5Au final, les recherches regroupées dans ces deux volumes répondent bien à l'ambition présentée en introduction, de « recadrer la problématique sociale à partir d'une problématisation sociologique adéquate », sans que le chercheur n'endosse le rôle de « redresseur de dysfonctionnements » mais en livrant cependant des clefs d'interprétation tout à fait précieuses en ce qu'elles portent des regards nouveaux sur les enjeux contemporains impliqués dans les situations scolaires dites « violentes ».

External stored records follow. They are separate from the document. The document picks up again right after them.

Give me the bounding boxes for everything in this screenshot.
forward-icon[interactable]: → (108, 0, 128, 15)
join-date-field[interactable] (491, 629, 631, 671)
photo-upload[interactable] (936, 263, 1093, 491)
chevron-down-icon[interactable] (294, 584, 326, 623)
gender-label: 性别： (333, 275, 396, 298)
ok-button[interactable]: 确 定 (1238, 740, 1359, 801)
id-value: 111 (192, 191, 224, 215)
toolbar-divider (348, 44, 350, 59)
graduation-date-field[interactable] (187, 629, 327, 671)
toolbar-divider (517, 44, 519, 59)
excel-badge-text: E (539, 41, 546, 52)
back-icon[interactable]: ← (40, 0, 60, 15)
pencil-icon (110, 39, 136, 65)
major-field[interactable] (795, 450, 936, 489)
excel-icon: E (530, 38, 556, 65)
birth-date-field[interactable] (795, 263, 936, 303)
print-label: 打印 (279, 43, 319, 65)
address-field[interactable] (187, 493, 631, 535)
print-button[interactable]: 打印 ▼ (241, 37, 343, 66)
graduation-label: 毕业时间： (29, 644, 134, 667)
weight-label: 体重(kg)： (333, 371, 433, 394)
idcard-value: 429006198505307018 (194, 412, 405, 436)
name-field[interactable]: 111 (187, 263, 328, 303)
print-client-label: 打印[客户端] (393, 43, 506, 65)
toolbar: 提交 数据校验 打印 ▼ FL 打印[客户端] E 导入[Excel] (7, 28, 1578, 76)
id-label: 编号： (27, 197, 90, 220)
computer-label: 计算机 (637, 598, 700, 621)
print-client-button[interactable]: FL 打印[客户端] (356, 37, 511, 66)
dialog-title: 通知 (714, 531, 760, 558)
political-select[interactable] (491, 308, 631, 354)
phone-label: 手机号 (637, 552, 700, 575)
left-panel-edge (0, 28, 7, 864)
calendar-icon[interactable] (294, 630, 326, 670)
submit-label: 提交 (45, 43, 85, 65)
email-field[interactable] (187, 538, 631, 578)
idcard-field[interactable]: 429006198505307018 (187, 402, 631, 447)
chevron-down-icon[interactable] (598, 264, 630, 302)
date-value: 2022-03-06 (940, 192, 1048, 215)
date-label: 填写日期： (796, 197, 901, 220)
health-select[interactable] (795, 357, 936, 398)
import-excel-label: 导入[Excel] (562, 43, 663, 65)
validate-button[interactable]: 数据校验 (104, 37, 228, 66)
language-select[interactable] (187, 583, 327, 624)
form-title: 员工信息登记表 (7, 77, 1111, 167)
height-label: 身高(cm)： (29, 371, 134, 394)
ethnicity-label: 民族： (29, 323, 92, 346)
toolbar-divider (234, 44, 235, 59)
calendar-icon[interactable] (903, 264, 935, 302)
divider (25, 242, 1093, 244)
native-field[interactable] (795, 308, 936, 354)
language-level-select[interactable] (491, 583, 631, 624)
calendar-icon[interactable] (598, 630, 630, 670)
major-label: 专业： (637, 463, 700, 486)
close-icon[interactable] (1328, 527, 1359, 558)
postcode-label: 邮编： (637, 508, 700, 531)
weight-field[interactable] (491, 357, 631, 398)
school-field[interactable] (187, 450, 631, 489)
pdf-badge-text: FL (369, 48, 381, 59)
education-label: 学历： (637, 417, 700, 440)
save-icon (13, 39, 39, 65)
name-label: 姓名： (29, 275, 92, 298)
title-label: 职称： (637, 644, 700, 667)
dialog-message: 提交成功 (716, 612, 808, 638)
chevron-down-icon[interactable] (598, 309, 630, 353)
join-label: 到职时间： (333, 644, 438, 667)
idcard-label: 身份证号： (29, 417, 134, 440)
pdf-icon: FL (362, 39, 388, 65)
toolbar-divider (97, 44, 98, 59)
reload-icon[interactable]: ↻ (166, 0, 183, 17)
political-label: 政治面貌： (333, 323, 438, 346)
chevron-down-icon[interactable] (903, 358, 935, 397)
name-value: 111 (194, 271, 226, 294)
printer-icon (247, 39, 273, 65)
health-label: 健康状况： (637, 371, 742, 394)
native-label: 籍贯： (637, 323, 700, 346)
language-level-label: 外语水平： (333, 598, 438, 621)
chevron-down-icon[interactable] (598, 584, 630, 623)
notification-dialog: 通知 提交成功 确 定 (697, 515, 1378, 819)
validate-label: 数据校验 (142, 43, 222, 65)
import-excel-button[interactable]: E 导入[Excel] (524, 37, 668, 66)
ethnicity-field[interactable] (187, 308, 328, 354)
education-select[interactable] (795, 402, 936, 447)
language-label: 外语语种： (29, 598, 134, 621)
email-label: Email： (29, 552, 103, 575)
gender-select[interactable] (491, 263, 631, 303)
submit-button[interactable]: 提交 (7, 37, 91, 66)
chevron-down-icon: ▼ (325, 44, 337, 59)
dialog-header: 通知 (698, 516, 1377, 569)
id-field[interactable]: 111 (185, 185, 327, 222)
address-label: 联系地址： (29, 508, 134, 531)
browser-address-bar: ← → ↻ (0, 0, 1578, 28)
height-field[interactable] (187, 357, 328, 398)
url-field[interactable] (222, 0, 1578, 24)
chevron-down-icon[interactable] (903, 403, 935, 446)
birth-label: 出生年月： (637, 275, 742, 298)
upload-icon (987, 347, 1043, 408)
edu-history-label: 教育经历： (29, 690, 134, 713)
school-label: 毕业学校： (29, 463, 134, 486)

6Regard nouveau d'abord sur ces jeunes de milieux populaires (les « sauvageons » pour reprendre une expression de Chevènement) qui sont en première ligne lorsqu'on décrit les « phénomènes de violences » à l'école : leurs comportements ne sont pas à interpréter uniquement en termes de résistance à l'institution scolaire. John Devine souligne que ces jeunes ne reprochent pas aux adultes d'être trop présents, mais au contraire d'abdiquer devant leur rôle de socialisation et de contrôle (l'adolescent a besoin de sentir qu'au moins un adulte a « un esprit qui a son esprit à l'esprit »), avec des effets catastrophiques de la délégation par les enseignants américains des tâches éducatives hors situation d'enseignement. Par ailleurs, sans tomber dans l'écueil du populisme, plusieurs articles soulignent la présence de compétences chez ces jeunes de milieux populaires : des compétences relationnelles (habiletés langagières et psychologiques développées dans le cadre de la socialisation entre pairs à travers la culture de la provocation, l'affrontement verbal, la manipulation de la rumeur) et commerciales (dans le cadre d'activités parallèles illégales qui ont bien intégré les normes de la société consumériste avec ses valeurs néo-libérales de compétition), ces compétences pouvant être réinvesties ensuite dans le cadre d'un travail légal (Pascale Jamoulle) ; des compétences corporelles, physiques et sociales telles qu'elles sont exigées par le détournement des activités scolaires, les « actes violents » ou les « incivilités » (Daniel Frandji) ; des comportements de réappropriation de l'école lorsque les élèves l'investissent d'éléments privés comme autant de moyens de réintroduire de la familiarité dans une institution « totale », « oppressante » qui a perdu du sens : les élèves développent une sociabilité telle que parfois ils ont du mal à quitter cet établissement qu'ils avaient pourtant en horreur (Philippe Vienne). Enfin, Jean-Paul Payet plaide pour la reconnaissance d'une dimension politique dans la contestation inhérente aux pratiques des élèves qui pourtant paraissent dénuées de sens.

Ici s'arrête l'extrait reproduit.